O ano letivo começou no momento em que o país se deparava com o dramático episódio do menino João arrastado por um carro conduzido por pós-adolescentes criminosos. Para que a morte dessa criança não se torne mais um número, a população sai às ruas em protesto, escreve cartas e faz debates cobrando uma saída que mude o retrato da violência de um estado em pânico. Todas as iniciativas de resultados imediatos passam por medidas eficientes de Segurança Pública, mas para garantir os valores básicos de respeito à vida do próximo e de integração social, a Educação tem um peso especial nas políticas públicas.

Se o Estado não garantir a um jovem o estudo, o diploma e os primeiros passos no mercado de trabalho, vão acontecer muitas outras tragédias como a do nosso pequeno João. Portanto, há que se ter a presença forte do Estado na Educação, oferecendo melhores opções aos filhos das camadas populares do que roubar ou vender drogas até que comecem a dar pouco valor à vida – tanto a deles como a nossa. A escola pública tem que ser envolvida nas prioridades do Governo para garantir um futuro menos violento. As autoridades públicas têm que assegurar a vaga do aluno e as boas condições de ensino. É o compromisso do Estado com a formação dos valores de respeito à vida alheia e exercício da cidadania.

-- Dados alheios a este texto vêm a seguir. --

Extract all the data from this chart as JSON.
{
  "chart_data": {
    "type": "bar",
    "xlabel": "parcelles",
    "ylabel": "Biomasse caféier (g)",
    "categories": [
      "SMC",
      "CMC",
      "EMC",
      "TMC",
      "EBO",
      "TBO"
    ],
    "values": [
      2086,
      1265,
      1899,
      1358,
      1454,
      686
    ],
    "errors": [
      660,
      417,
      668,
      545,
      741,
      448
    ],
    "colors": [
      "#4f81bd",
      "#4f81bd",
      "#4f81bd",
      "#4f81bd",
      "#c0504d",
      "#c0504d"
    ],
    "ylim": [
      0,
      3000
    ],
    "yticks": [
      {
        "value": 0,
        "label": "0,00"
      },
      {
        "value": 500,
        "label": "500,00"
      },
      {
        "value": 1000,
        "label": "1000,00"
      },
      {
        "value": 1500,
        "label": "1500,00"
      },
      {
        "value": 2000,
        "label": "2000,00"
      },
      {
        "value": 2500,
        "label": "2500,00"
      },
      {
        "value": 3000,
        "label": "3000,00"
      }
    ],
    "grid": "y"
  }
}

Lamentavelmente, não foi isso que se viu na rede estadual de ensino do Rio de Janeiro, cuja fama de “estado berço da violência” vem ultrapassando fronteiras longínquas. Uma parte significativa das escolas estaduais – de ensino médio – não deu início às aulas por falta de professores, o que significa que milhares de adolescentes e jovens estão em casa, nas ruas ou por aí. Estamos vendo o mesmo filme que aflige o início das aulas nos últimos anos em nosso estado. Imagine a aflição de um pai ao ser surpreendido com o filho de volta para a casa por falta de professor.

Os docentes não apareceram porque não foram contratados. Por que a equipe de transição da área de educação do governo não previu esse drama – um déficit de mais de 4 mil profissionais – e planejou o início das aulas com professores em salas de aula? Porque não há um projeto educacional na maioria dos estados brasileiros que seja permanente e contínuo independentemente dos governos. Afinal, os governantes passam, mas os alunos vão continuar indo às escolas ano após ano.

Vale lembrar que temos a lei estadual 4528, sancionada em março de 2005, que traçou um fio condutor para a educação no Estado do Rio de Janeiro, mas que encontra-se adormecida nas gavetas dos gabinetes. Uma das determinações mais democráticas e eficientes da lei é a realização do Congresso Estadual de Educação, a cada dois anos, precedendo a revisão do Plano Estadual de Educação. O encontro deve ser organizado pela Secretaria estadual de Educação, buscando a participação dos diversos setores da sociedade que possam contribuir com o debate educacional.

Não queremos chamar à culpa, mas à responsabilidade, para que a Educação seja eleita prioridade para a inclusão social em nosso estado e país. E para que o adolescente não tenha que voltar da porta da escola no primeiro dia de aula e cair no mundo do crime.

DEPUTADO ESTADUAL COMTE BITTENCOURT (PPS) 
Presidente da Comissão de Educação da Assembléia Legislativa do Estado do Rio de Janeiro.